I wasn't expecting such coldness, not now. She wears her grudges for longer than is healthy. Maybe that’s a generational subtlety. Younger people think they have more time, that they have forever. I have learned that time flies the older I get, and that it is limited, and scarce, and that holding grudges isn’t wise because tomorrow isn’t guaranteed.

“This is heavy. Can I come in?” I’m hoping to appeal to her good nature as I shuffle the bag from one hand to the other. She's in a mood, and she's tired. There’s a chance that my good intentions might not be appreciated the way I had hoped.

“I don't want you to make dinner.” But she opens the door and lets me in.

Her place is spacious and tastefully done, in silver and grey and white, contemporary colors, not pretty and girlish, but slick and smart. A quick glance around shows me a tidy little space, just like how I imagined. It’s a cozy place, with cushions on the sofa, a table with a stack of books. A vase filled with pink carnations. She turns on a lamp and a honey colored glow bathes the room in a soft light.
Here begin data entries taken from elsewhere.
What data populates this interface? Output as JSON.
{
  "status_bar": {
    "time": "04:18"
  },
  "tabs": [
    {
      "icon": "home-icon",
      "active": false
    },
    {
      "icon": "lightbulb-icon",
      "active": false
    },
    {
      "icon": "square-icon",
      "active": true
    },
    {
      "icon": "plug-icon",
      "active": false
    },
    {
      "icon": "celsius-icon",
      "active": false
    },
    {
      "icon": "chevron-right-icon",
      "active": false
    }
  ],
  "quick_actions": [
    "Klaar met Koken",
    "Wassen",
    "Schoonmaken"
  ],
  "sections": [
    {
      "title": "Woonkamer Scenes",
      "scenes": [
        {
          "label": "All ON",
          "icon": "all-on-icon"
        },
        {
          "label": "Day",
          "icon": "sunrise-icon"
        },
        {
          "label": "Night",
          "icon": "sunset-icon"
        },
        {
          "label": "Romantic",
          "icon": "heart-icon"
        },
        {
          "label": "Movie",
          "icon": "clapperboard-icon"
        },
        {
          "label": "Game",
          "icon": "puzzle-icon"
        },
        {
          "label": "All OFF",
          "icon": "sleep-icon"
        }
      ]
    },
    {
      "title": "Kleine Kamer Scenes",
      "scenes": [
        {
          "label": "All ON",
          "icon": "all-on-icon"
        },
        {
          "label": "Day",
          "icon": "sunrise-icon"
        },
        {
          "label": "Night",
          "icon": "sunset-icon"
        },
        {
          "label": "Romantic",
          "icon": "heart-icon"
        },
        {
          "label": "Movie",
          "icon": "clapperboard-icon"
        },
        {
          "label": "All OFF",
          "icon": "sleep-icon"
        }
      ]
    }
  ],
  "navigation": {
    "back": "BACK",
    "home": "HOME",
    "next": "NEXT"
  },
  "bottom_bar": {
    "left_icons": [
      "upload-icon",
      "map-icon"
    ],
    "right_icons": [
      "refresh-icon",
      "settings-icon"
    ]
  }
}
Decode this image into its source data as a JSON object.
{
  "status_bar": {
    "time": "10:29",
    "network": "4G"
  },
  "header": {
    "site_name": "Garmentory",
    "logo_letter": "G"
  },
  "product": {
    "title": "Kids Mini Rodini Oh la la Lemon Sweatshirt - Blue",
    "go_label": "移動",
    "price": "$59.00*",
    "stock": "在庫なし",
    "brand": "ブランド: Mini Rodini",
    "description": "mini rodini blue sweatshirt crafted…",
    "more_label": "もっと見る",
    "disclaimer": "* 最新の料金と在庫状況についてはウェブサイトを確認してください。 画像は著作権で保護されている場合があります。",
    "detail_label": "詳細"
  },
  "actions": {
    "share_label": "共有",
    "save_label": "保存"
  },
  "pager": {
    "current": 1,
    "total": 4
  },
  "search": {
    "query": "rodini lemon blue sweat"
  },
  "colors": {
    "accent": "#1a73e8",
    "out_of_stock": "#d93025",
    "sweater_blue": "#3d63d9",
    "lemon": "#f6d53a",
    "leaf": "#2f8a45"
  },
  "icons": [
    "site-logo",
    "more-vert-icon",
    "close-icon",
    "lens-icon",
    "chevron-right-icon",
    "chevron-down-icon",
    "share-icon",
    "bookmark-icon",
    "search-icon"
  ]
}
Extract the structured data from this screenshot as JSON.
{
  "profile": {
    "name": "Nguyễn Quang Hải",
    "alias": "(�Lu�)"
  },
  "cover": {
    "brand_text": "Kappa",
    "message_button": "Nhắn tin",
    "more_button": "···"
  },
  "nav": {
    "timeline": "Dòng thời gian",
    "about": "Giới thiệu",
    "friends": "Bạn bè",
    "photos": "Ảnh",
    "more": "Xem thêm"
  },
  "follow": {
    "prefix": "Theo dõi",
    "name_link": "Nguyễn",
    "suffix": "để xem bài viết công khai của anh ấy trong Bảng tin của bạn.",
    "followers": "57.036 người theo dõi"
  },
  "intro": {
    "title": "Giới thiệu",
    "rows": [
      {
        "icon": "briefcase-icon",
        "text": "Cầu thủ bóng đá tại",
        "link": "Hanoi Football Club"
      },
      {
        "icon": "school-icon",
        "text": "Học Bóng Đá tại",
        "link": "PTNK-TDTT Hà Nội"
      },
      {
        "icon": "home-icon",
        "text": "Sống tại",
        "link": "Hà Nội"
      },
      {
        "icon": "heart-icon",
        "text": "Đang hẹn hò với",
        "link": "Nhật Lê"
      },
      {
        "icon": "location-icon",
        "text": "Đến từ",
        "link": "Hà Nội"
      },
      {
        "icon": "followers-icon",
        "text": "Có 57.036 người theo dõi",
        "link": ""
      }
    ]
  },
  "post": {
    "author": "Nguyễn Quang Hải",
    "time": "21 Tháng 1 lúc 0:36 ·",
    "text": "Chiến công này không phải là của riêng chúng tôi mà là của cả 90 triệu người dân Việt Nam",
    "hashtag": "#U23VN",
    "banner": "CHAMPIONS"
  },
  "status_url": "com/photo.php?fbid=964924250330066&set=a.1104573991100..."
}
“Have you eaten?” I ask, following her to a good-sized open plan kitchen area.

The firm set of her mouth tells me that she hasn’t, and doesn’t want to own up to it. On the countertop I see a box of cereal, an empty bowl and a spoon. “Isthatdinner?”

“What if it is.” She moves towards the bowl and stands in front of it, as if hiding it might make me forget all about it.

“I can do better than cereal.” I start taking out the ingredients on the kitchen island. She doesn't stop me and, to my surprise, she pulls out a stool and sits down wearily. I set the ingredients over by the stovetop, and when I glance over my shoulder, I catch her gaze skimming my butt.

I take that as a good sign. “How was the interview?”

“I don’t want to talk about it. What are you making?”

“Cheesy mushroom sauce with salmon fillets. It works, trust me,” I tell her when she scrunches up her nose.

“Should I?”

“Should you what?”

“Trust you.” Her eyes dim with suspicion.

“You can always trust me.” What has she heard?

“Can I trust you not to have a hissy fit when someone—a guy—wants to talk to me?”

“Yes.” I clamp down on my teeth, feeling foolish for the way I behaved. “I’m sorry.”

“Just don’t make a habit of it.” She gets up to put her cereal and bowl away.

“Knives?” I ask, looking around the kitchen. She points to the knife stand, then tells me where the cutlery and the rest of her kitchenware is. I catch sight of an open bottle of wine and her half-filled wine glass.

“Shall I get you a glass?” she asks. I shake my head. I'm driving.

She sits silently behind me, while I get on with the cooking. I leave her alone, sensing that she’s tired and perhaps a little worked up because I’m here.

“I don’t think I got it,” she says after a long time has passed. I’ve put the salmon fillets in the oven and I’m making the sauce. I’m boiling a whole heap of fresh veg on the side.

“Why don’t you think you got it?” I walk over and place my hands on the kitchen island, then lean over slightly.

“Because the others were all men and they looked so much smarter and—”

“They looked smarter? Based on what?” She puts herself down so much. It’s like the smart confident girl has vanished. I hate that I never once called her up to see how she was, but I truly thought it was for the best.

“They all looked like Ivy League grads.”